Joe Wright’s lush treatment of Jane Austen’s move is a luxurious treat starring Keira Knightley in a role she seemed born to play. The novel, about a large middle class family struggling to marry off its daughters and save their meager home leads to a series of romantic entanglements that meet with varied and degrees of success and failure.

Knightley plays Elizabeth Bennet, the second-born daughter of Mr. & Mrs. Bennett (Donald Sutherland and Brenda Blethyn), her hot-tempered determination is at odds with society’s opinions of how women should act. Her fierce determination puts her at odds with the refined and unimpressed Mr. Darcy (Matthew Macfadyen). As the two fight a war of mental dominance throughout the course of the film, Knightley’s Elizabeth’s passionate stances help soften the indifferent expressions of the upper class Darcy played succinctly by Macfadyen.

This terrific cast has Knightley as a distant apex, but features some of contemporary film’s most superb female actors including then-future Oscar nominees Rosamund Pike and Carey Mulligan as well as then-Oscar nominee Blethyn and surprisingly under-utilized Jena Malone.

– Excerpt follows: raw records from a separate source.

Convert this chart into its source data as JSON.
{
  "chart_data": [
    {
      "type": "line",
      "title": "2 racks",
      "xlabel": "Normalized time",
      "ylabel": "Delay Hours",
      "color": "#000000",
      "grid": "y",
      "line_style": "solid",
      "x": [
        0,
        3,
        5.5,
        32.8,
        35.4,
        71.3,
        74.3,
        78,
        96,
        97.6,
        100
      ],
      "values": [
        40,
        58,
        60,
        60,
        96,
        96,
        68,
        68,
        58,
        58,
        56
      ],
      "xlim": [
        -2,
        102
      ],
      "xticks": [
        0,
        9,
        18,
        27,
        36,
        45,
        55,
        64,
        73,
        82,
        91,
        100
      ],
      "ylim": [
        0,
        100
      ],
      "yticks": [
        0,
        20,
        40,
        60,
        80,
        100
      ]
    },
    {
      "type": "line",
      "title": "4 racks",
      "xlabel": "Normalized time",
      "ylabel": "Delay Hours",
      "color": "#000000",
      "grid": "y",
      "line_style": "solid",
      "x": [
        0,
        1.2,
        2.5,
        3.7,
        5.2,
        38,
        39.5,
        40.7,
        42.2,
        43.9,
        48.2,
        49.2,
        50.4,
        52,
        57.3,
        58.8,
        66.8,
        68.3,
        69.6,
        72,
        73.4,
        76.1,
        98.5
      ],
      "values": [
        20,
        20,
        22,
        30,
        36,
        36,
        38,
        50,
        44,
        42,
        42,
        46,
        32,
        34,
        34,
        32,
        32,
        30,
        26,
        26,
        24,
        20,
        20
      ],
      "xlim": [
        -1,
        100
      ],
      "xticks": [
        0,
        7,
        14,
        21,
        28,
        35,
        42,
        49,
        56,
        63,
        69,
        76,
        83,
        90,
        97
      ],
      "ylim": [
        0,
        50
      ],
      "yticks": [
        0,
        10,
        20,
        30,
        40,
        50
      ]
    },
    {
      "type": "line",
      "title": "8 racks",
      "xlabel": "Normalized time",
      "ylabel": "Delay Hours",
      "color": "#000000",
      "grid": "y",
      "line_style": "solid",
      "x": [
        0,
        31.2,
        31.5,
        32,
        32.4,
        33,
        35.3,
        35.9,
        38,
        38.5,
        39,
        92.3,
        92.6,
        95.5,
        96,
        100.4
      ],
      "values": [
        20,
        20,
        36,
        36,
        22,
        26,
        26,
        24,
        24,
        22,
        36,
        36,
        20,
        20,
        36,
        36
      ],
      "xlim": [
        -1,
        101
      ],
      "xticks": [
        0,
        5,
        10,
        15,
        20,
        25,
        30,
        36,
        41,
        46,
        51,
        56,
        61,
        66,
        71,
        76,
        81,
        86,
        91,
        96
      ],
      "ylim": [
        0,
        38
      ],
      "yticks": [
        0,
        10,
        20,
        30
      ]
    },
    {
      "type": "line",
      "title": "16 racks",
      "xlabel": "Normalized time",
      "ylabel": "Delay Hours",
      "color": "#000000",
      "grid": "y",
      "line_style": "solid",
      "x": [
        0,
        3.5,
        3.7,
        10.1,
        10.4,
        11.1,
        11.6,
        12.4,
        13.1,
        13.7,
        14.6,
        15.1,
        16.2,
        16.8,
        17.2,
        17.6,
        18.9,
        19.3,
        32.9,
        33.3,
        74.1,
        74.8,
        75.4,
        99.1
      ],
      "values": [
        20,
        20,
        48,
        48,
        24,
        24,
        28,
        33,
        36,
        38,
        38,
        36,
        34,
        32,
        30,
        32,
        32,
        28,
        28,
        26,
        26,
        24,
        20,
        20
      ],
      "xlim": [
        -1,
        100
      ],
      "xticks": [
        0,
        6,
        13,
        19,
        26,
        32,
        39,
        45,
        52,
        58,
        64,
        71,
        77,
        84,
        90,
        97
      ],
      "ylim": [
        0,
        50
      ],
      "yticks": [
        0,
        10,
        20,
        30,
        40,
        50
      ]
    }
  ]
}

Even Sutherland has his time to shine in a handful of excellent rejoinders and a singular defense of Knightley’s right to refuse the advances of an impertinent reverend, even if his accent is the lone American one.

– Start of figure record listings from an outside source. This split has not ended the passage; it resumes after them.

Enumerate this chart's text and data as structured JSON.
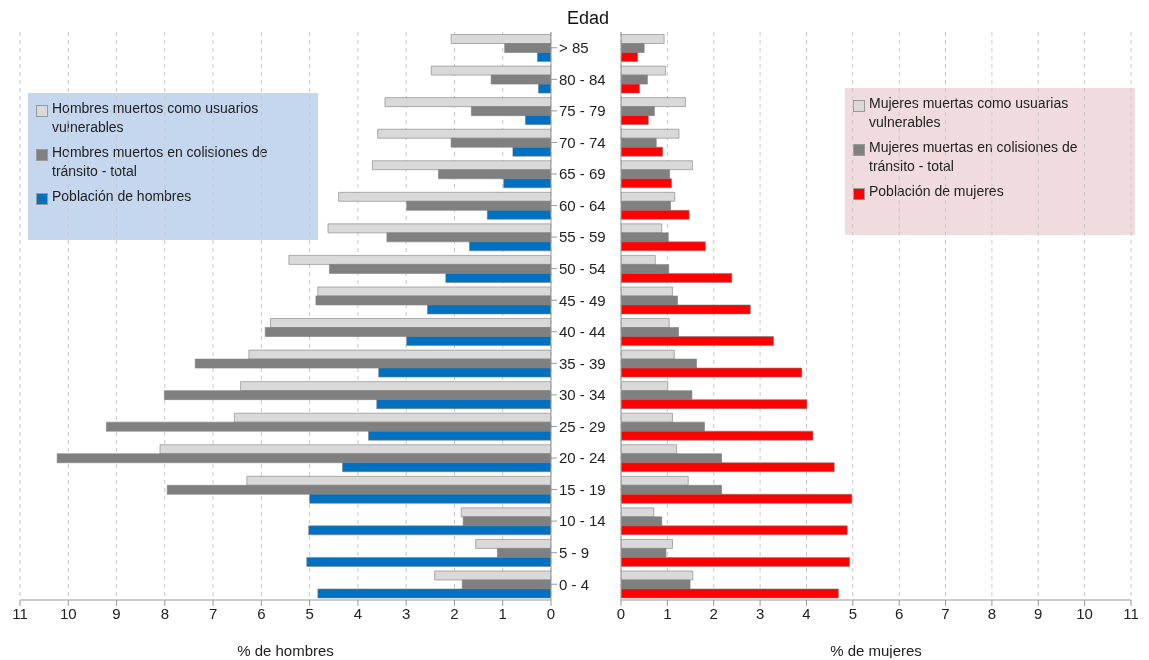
{
  "chart_data": [
    {
      "type": "bar",
      "orientation": "horizontal",
      "ylabel": "Edad",
      "xlabel": "% de hombres",
      "categories": [
        "> 85",
        "80 - 84",
        "75 - 79",
        "70 - 74",
        "65 - 69",
        "60 - 64",
        "55 - 59",
        "50 - 54",
        "45 - 49",
        "40 - 44",
        "35 - 39",
        "30 - 34",
        "25 - 29",
        "20 - 24",
        "15 - 19",
        "10 - 14",
        "5 - 9",
        "0 - 4"
      ],
      "series": [
        {
          "name": "Hombres muertos como usuarios vulnerables",
          "color": "#d9d9d9",
          "values": [
            2.07,
            2.48,
            3.44,
            3.59,
            3.7,
            4.4,
            4.62,
            5.43,
            4.83,
            5.81,
            6.26,
            6.43,
            6.56,
            8.1,
            6.3,
            1.86,
            1.56,
            2.41
          ]
        },
        {
          "name": "Hombres muertos en colisiones de tránsito - total",
          "color": "#808080",
          "values": [
            0.96,
            1.24,
            1.65,
            2.07,
            2.33,
            2.99,
            3.4,
            4.59,
            4.87,
            5.92,
            7.37,
            8.01,
            9.21,
            10.23,
            7.95,
            1.82,
            1.11,
            1.84
          ]
        },
        {
          "name": "Población de hombres",
          "color": "#0070c0",
          "values": [
            0.28,
            0.26,
            0.53,
            0.79,
            0.98,
            1.32,
            1.69,
            2.18,
            2.56,
            2.99,
            3.57,
            3.61,
            3.78,
            4.32,
            5.0,
            5.02,
            5.06,
            4.83
          ]
        }
      ],
      "xlim": [
        11,
        0
      ],
      "xticks": [
        11,
        10,
        9,
        8,
        7,
        6,
        5,
        4,
        3,
        2,
        1,
        0
      ],
      "grid": "x",
      "legend": "top left"
    },
    {
      "type": "bar",
      "orientation": "horizontal",
      "xlabel": "% de mujeres",
      "series": [
        {
          "name": "Mujeres muertas como usuarias vulnerables",
          "color": "#d9d9d9",
          "values": [
            0.93,
            0.96,
            1.39,
            1.25,
            1.54,
            1.16,
            0.88,
            0.74,
            1.11,
            1.04,
            1.15,
            1.01,
            1.11,
            1.2,
            1.45,
            0.71,
            1.11,
            1.55
          ]
        },
        {
          "name": "Mujeres muertas en colisiones de tránsito - total",
          "color": "#808080",
          "values": [
            0.5,
            0.57,
            0.72,
            0.76,
            1.05,
            1.07,
            1.02,
            1.03,
            1.22,
            1.24,
            1.63,
            1.53,
            1.8,
            2.17,
            2.17,
            0.88,
            0.97,
            1.49
          ]
        },
        {
          "name": "Población de mujeres",
          "color": "#ff0000",
          "values": [
            0.36,
            0.4,
            0.59,
            0.9,
            1.09,
            1.47,
            1.82,
            2.39,
            2.79,
            3.29,
            3.9,
            4.01,
            4.14,
            4.6,
            4.98,
            4.88,
            4.93,
            4.69
          ]
        }
      ],
      "xlim": [
        0,
        11
      ],
      "xticks": [
        0,
        1,
        2,
        3,
        4,
        5,
        6,
        7,
        8,
        9,
        10,
        11
      ],
      "grid": "x",
      "legend": "top right",
      "tick_labels": "x"
    }
  ]
}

Cinematographer Roman Osin delivers some superlative exterior vistas for the audience to enjoy while production designer Sarah Greenwood, and especially costume designer Jacqueline Durran help evoke a glorious period of design in early-19th Century England. Being unfamiliar with the source material, I cannot form an impression of how comparative the film is the movie, but as a film, this is one of the least stuffy, most engaging renditions of a Victorian or Edwardian era novel I’ve seen.